Dustin Taylor, the Private Lands Biologist for the Klamath Basin NWR Complex, said that the goal of the restoration project was to bring back the riparian-adjacent wetland characteristics of the parcel. With wetlands disappearing rapidly across the Pacific Flyway, this is especially important. Taylor also said that ODFW’s outstanding track record of managing wetland habitat means the Miller Island project is set up for success.
“It’s ultimately going to be a really productive semi-permanent wetland,” he said. “This project supports the birds in the Flyway and provides some resiliency to the habitat we can provide in the Basin.”
Although restoration work is a typical part of the WRE program, Snyder said that the easement on Miller Island is otherwise unique. Most WREs are held by private landowners, meaning the wetland habitat they support is inaccessible to the public. Because ODFW holds this easement, public hunters and recreators are able to reap the full benefits of the wetland’s conservation. Josh Schmucker, the Klamath Wildlife Area Manager for ODFW, said that this access is especially poignant due to the parcel being obtained with funding from Oregon waterfowl stamp dollars.

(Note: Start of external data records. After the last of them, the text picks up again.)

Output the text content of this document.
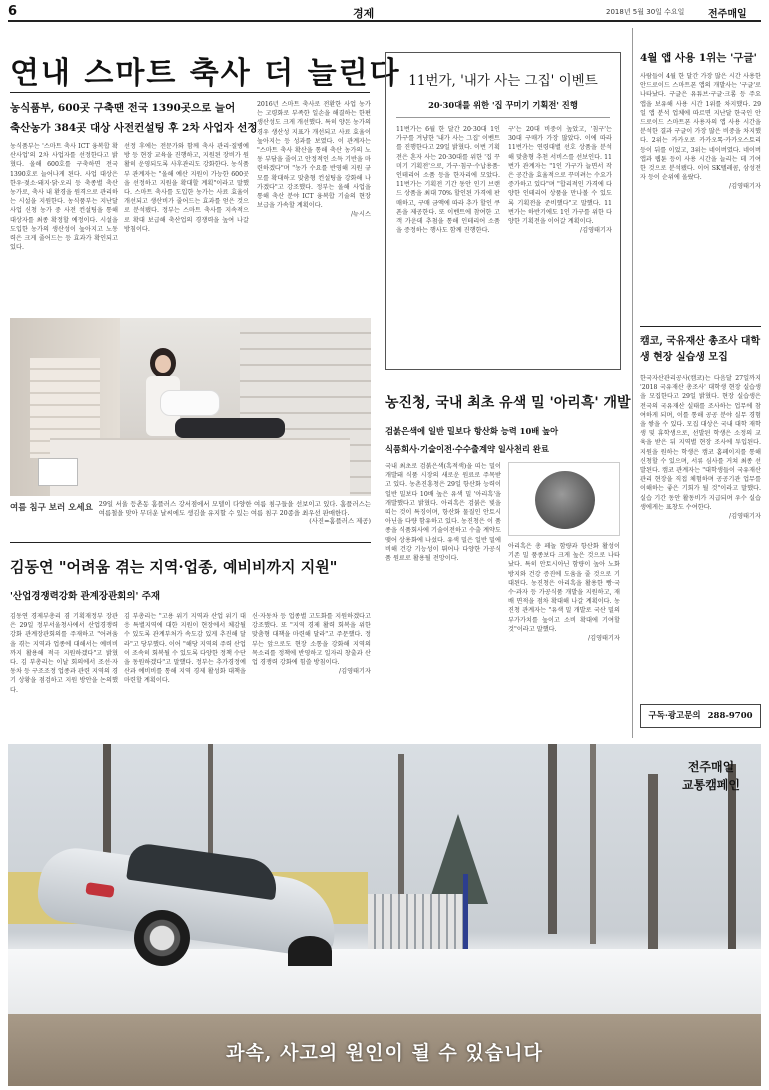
6	경제	2018년 5월 30일 수요일 전주매일
연내 스마트 축사 더 늘린다
농식품부, 600곳 구축땐 전국 1390곳으로 늘어
축산농가 384곳 대상 사전컨설팅 후 2차 사업자 선정
농식품부는 '스마트 축사 ICT 융복합 확산사업'의 2차 사업자를 선정한다고 밝혔다. 올해 600호를 구축하면 전국 1390호로 늘어나게 된다. 사업 대상은 한우·젖소·돼지·닭·오리 등 축종별 축산농가로, 축사 내 환경을 원격으로 관리하는 시설을 지원한다. 농식품부는 지난달 사업 신청 농가 중 사전 컨설팅을 통해 대상자를 최종 확정할 예정이다. 시설을 도입한 농가의 생산성이 높아지고 노동력은 크게 줄어드는 등 효과가 확인되고 있다.
선정 후에는 전문가와 함께 축사 관리·질병예방 등 현장 교육을 진행하고, 지원된 장비가 원활히 운영되도록 사후관리도 강화한다. 농식품부 관계자는 "올해 예산 지원이 가능한 600곳을 선정하고 지원을 확대할 계획"이라고 말했다. 스마트 축사를 도입한 농가는 사료 효율이 개선되고 생산비가 줄어드는 효과를 얻은 것으로 분석됐다. 정부는 스마트 축사를 지속적으로 확대 보급해 축산업의 경쟁력을 높여 나갈 방침이다.
2016년 스마트 축사로 전환한 사업 농가는 고령화로 부족한 일손을 해결하는 한편 생산성도 크게 개선했다. 특히 양돈 농가의 경우 생산성 지표가 개선되고 사료 효율이 높아지는 등 성과를 보였다. 이 관계자는 "스마트 축사 확산을 통해 축산 농가의 노동 부담을 줄이고 안정적인 소득 기반을 마련하겠다"며 "농가 수요를 반영해 지원 규모를 확대하고 맞춤형 컨설팅을 강화해 나가겠다"고 강조했다. 정부는 올해 사업을 통해 축산 분야 ICT 융복합 기술의 현장 보급을 가속할 계획이다.
/뉴시스
여름 침구 보러 오세요 29일 서울 등촌동 홈플러스 강서점에서 모델이 다양한 여름 침구들을 선보이고 있다. 홈플러스는 여름철을 맞아 무더운 날씨에도 생김을 유지할 수 있는 여름 침구 20종을 최우선 판매한다.
(사진=홈플러스 제공)
김동연 "어려움 겪는 지역·업종, 예비비까지 지원"
'산업경쟁력강화 관계장관회의' 주재
김동연 경제부총리 겸 기획재정부 장관은 29일 정부서울청사에서 산업경쟁력강화 관계장관회의를 주재하고 "어려움을 겪는 지역과 업종에 대해서는 예비비까지 활용해 적극 지원하겠다"고 밝혔다. 김 부총리는 이날 회의에서 조선·자동차 등 구조조정 업종과 관련 지역의 경기 상황을 점검하고 지원 방안을 논의했다.
김 부총리는 "고용 위기 지역과 산업 위기 대응 특별지역에 대한 지원이 현장에서 체감될 수 있도록 관계부처가 속도감 있게 추진해 달라"고 당부했다. 이어 "해당 지역의 주력 산업이 조속히 회복될 수 있도록 다양한 정책 수단을 동원하겠다"고 말했다. 정부는 추가경정예산과 예비비를 통해 지역 경제 활성화 대책을 마련할 계획이다.
신·자동차 등 업종별 고도화를 지원하겠다고 강조했다. 또 "지역 경제 활력 회복을 위한 맞춤형 대책을 마련해 달라"고 주문했다. 정부는 앞으로도 현장 소통을 강화해 지역의 목소리를 정책에 반영하고 일자리 창출과 산업 경쟁력 강화에 힘쓸 방침이다.
/김영태기자
11번가, '내가 사는 그집' 이벤트
20·30대를 위한 '집 꾸미기 기획전' 진행
11번가는 6월 한 달간 20·30대 1인 가구를 겨냥한 '내가 사는 그집' 이벤트를 진행한다고 29일 밝혔다. 이번 기획전은 혼자 사는 20·30대를 위한 '집 꾸미기 기획전'으로, 가구·침구·수납용품·인테리어 소품 등을 한자리에 모았다. 11번가는 기획전 기간 동안 인기 브랜드 상품을 최대 70% 할인된 가격에 판매하고, 구매 금액에 따라 추가 할인 쿠폰을 제공한다. 또 이벤트에 참여한 고객 가운데 추첨을 통해 인테리어 소품을 증정하는 행사도 함께 진행한다.
구'는 20대 비중이 높았고, '침구'는 30대 구매가 가장 많았다. 이에 따라 11번가는 연령대별 선호 상품을 분석해 맞춤형 추천 서비스를 선보인다. 11번가 관계자는 "1인 가구가 늘면서 작은 공간을 효율적으로 꾸미려는 수요가 증가하고 있다"며 "합리적인 가격에 다양한 인테리어 상품을 만나볼 수 있도록 기획전을 준비했다"고 말했다. 11번가는 하반기에도 1인 가구를 위한 다양한 기획전을 이어갈 계획이다.
/김영태기자
농진청, 국내 최초 유색 밀 '아리흑' 개발
검붉은색에 일반 밀보다 항산화 능력 10배 높아
식품회사·기술이전·수수출계약 일사천리 완료
국내 최초로 검붉은색(흑적색)을 띠는 밀이 개발돼 식품 시장의 새로운 원료로 주목받고 있다. 농촌진흥청은 29일 항산화 능력이 일반 밀보다 10배 높은 유색 밀 '아리흑'을 개발했다고 밝혔다. 아리흑은 검붉은 빛을 띠는 것이 특징이며, 항산화 물질인 안토시아닌을 다량 함유하고 있다. 농진청은 이 품종을 식품회사에 기술이전하고 수출 계약도 맺어 상용화에 나섰다. 유색 밀은 일반 밀에 비해 건강 기능성이 뛰어나 다양한 가공식품 원료로 활용될 전망이다.
아리흑은 총 페놀 함량과 항산화 활성이 기존 밀 품종보다 크게 높은 것으로 나타났다. 특히 안토시아닌 함량이 높아 노화 방지와 건강 증진에 도움을 줄 것으로 기대된다. 농진청은 아리흑을 활용한 빵·국수·과자 등 가공식품 개발을 지원하고, 재배 면적을 점차 확대해 나갈 계획이다. 농진청 관계자는 "유색 밀 개발로 국산 밀의 부가가치를 높이고 소비 확대에 기여할 것"이라고 말했다.
/김영태기자
4월 앱 사용 1위는 '구글'
사람들이 4월 한 달간 가장 많은 시간 사용한 안드로이드 스마트폰 앱의 개발사는 '구글'로 나타났다. 구글은 유튜브·구글·크롬 등 주요 앱을 보유해 사용 시간 1위를 차지했다. 29일 앱 분석 업체에 따르면 지난달 한국인 안드로이드 스마트폰 사용자의 앱 사용 시간을 분석한 결과 구글이 가장 많은 비중을 차지했다. 2위는 카카오로 카카오톡·카카오스토리 등이 뒤를 이었고, 3위는 네이버였다. 네이버 앱과 웹툰 등이 사용 시간을 늘리는 데 기여한 것으로 분석됐다. 이어 SK텔레콤, 삼성전자 등이 순위에 올랐다.
/김영태기자
캠코, 국유재산 총조사 대학생 현장 실습생 모집
한국자산관리공사(캠코)는 다음달 27일까지 '2018 국유재산 총조사' 대학생 현장 실습생을 모집한다고 29일 밝혔다. 현장 실습생은 전국의 국유재산 실태를 조사하는 업무에 참여하게 되며, 이를 통해 공공 분야 실무 경험을 쌓을 수 있다. 모집 대상은 국내 대학 재학생 및 휴학생으로, 선발된 학생은 소정의 교육을 받은 뒤 지역별 현장 조사에 투입된다. 지원을 원하는 학생은 캠코 홈페이지를 통해 신청할 수 있으며, 서류 심사를 거쳐 최종 선발된다. 캠코 관계자는 "대학생들이 국유재산 관리 현장을 직접 체험하며 공공기관 업무를 이해하는 좋은 기회가 될 것"이라고 말했다. 실습 기간 동안 활동비가 지급되며 우수 실습생에게는 표창도 수여한다.
/김영태기자
구독·광고문의 288-9700
전주매일
교통캠페인
과속, 사고의 원인이 될 수 있습니다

“Oregonians who purchased bird stamps can now come out and hunt on this property that they essentially bought with their dollars,” Schmucker said. “That is a really, really cool aspect of this project.”
Ed Contreras, the IWJV’s Southern Oregon Northeastern California Conservation Delivery Coordinator, said that this is especially important for both birds and people as semi-permanent wetlands are in steep decline throughout the Pacific Flyway.
“In a year sportsmen and women can’t hunt Tule Lake and Lower Klamath National Wildlife Refuges because of habitat loss, the improved WRE unit on Miller Island is providing a new publicly accessible wetland,” he said. “Projects like this provide hope for restoring wetlands and waterbird habitat in the Upper Klamath Basin.”